The sum of these concepts, ideas, reports, essays, and platforms would finally amount to one goal. For the world to better manage depleting natural resources, and handle man’s ever-increasing waste, we must change from traditional views of tapping, processing, disposing and rather inculcate closed loops that value already used resources. In summary, our “disposable culture” must be transformed. Solely by preserving products, packaging and eventually resources in circulation for a long time can we deal with the problems caused by our existing economies.

The definition of the circular economy versus the existing linear model could be effectively illustrated using these diagrams.

Why is the Circular Economy Important?

As mentioned earlier, the principles of a circular economy are; the decrease in our dependency on non-renewable resources and the reduction of waste. However, today it targets much more than this and covers a wide range of other principles that have become inseparable from a truly circular economy.

Seeing that much of the circular economist’s intrinsic concepts have been accepted, there are still upcoming philosophies on how these values can evolve and expand.

A common hidden fact to all approaches is the idea that the circular economy must be accepted as an economic and social advantage instead of a nuisance.
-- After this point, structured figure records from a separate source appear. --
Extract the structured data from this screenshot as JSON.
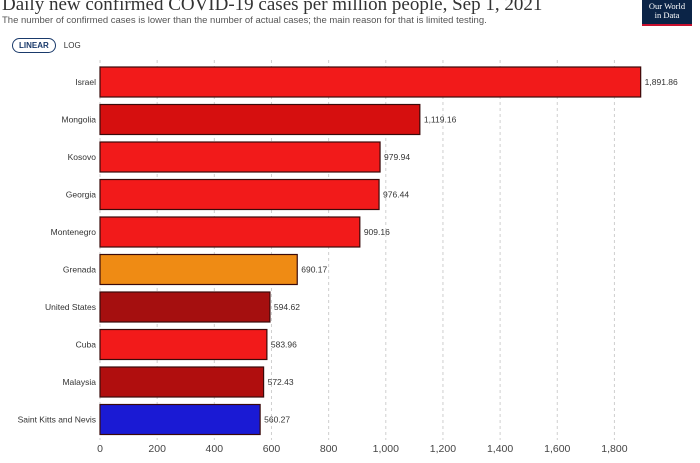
{
  "header": {
    "title": "Daily new confirmed COVID-19 cases per million people, Sep 1, 2021",
    "subtitle": "The number of confirmed cases is lower than the number of actual cases; the main reason for that is limited testing.",
    "logo_line1": "Our World",
    "logo_line2": "in Data"
  },
  "controls": {
    "linear_label": "LINEAR",
    "log_label": "LOG",
    "selected": "linear"
  },
  "chart_data": {
    "type": "bar",
    "orientation": "horizontal",
    "title": "Daily new confirmed COVID-19 cases per million people, Sep 1, 2021",
    "categories": [
      "Israel",
      "Mongolia",
      "Kosovo",
      "Georgia",
      "Montenegro",
      "Grenada",
      "United States",
      "Cuba",
      "Malaysia",
      "Saint Kitts and Nevis"
    ],
    "values": [
      1891.86,
      1119.16,
      979.94,
      976.44,
      909.16,
      690.17,
      594.62,
      583.96,
      572.43,
      560.27
    ],
    "value_labels": [
      "1,891.86",
      "1,119.16",
      "979.94",
      "976.44",
      "909.16",
      "690.17",
      "594.62",
      "583.96",
      "572.43",
      "560.27"
    ],
    "colors": [
      "#f21a1a",
      "#d60f0f",
      "#f21a1a",
      "#f21a1a",
      "#f21a1a",
      "#ef8b14",
      "#a50f0f",
      "#f21a1a",
      "#b00e0e",
      "#1a1ad4"
    ],
    "xlim": [
      0,
      1900
    ],
    "xticks": [
      0,
      200,
      400,
      600,
      800,
      1000,
      1200,
      1400,
      1600,
      1800
    ],
    "xtick_labels": [
      "0",
      "200",
      "400",
      "600",
      "800",
      "1,000",
      "1,200",
      "1,400",
      "1,600",
      "1,800"
    ],
    "grid": true,
    "gridline_color": "#cfcfcf"
  }
}
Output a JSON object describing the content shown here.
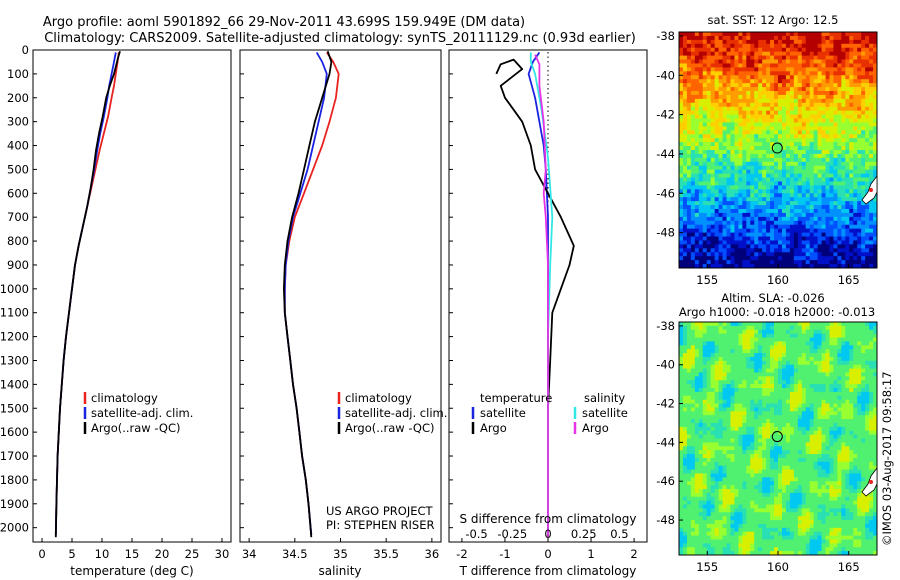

How Does the Circular Economy Work?

Certainly, these fast changes to our manufacturing will diversely have their effects on different product types. But the concepts of the technical cycle and the biological cycle are shown in this circular economy diagram.

In the biological cycle, natural resources are legally and sustainably tapped in large quantities from the earth, plants, and animals. There is, however, usage of products before “waste” is decomposed and goes back to the ground as manure.

In the technical cycle, natural resources are processed or produced to ensure durability and easy recycling. Products, therefore, are used before the materials are recycled, or a selection of distinctive components are retrieved and reused.

In these two cases, renewable sources such as solar energy are used in production. Sometimes products may fall under both the technical cycle and the biological cycle. For instance, plastic bottles made from biodegradable polymer should be made in such a way as to be used many times before final disposal for the decomposition stage.